Cuentan que Benvenuto Cellini, después de cortarle la cabeza a algún atontado que cometió la impertinencia de cruzarse en su camino, alzó la testa todavía sangrante hasta la altura de sus ojos y la observó con cuidado; quería inmortalizar su espanto en el Perseo –otros insinúan que la cercenó sólo con este propósito de fidelidad artística; Cellini, todo mundo sabe, era un perfeccionista. La historia del prodigioso escultor Ryunosuke Gumba, llamado el Tamarindo, entraña el mismo desmesurado y cruento amor a las artes.

Se encontraba Gumba absorto en la contemplación de sus enorme estatua ecuestre que sería su obra maestra. Gumba lloró. Sabía que si esta última fundición no progresaba tendría que matarse. El hecho de su muerte carecía de importancia, pero ver su fama derrumbada, anticipar las risas ultrajantes de sus enemigos, era cosa que no podía resistir.

Desde el jardín de arena y piedras, la hermosa Bola, Luz de la luna reverberando en los pétalos de la hoja del durazno, hija del maestro Gumba, veía llorar al anciano. Una piedad insoportable hizo batir como tambor su corazón de doncella. Bola volvióse a casa. Se demoró en su purificación. Acicaló y perfumó su cuerpo intocado, rezó largamente en voz queda, y esperó a la noche. Brillaba la luna mudadiza cuando la muchacha caminó hacia los calderos de metal hirviente.

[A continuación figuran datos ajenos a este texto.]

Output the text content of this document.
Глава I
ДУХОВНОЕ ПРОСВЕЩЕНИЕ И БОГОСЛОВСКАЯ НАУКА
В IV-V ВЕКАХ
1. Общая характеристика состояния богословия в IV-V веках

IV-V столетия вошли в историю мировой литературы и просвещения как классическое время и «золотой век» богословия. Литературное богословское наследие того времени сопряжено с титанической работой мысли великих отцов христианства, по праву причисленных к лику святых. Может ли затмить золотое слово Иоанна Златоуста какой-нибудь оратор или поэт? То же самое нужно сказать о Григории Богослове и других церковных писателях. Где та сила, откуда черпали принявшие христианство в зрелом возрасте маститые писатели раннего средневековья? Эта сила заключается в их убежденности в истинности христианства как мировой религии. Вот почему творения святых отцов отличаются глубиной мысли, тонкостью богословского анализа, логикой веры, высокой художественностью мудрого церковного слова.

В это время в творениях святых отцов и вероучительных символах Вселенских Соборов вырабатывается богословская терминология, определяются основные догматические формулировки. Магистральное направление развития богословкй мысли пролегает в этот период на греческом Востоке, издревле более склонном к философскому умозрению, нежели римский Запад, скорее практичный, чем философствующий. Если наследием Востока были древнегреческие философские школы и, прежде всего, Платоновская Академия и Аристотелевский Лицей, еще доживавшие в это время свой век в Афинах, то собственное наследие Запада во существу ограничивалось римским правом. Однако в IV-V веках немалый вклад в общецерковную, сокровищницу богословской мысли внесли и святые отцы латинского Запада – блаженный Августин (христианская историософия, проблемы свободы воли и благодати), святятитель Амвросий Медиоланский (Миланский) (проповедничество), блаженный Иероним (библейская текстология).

Obsesionado por la cera perdida de la estatua ecuestre, Gumba tardó en advertir la desaparición de su hija. Cuando libraron el monumento de la prisión del molde y la preciosa aleación relumbró, el Tamarindo supo que su hija ya no estaba con él. Entonces gritando de dolor se abrazó a las patas del caballo. Desde ese momento el prodigioso Gumba entró en la noche desesperada de su locura.

Sus enemigos aseguraron que él mismo arrastró a su hija sollozante hasta los horribles calderos y, para lograr la aleación perfecta que, como se sabe, precisa devorar una doncella, arrojó a la muchacha al metal líquido. Luego, arrepentido de su crimen, se volvió loco. No sabremos la verdad. Pero en las noches de luna, cualquiera puede oír a la estatua ecuestre cantar con dulce voz de doncella una melancólica, adolorida, tristísima canción. El espectáculo es aterrador.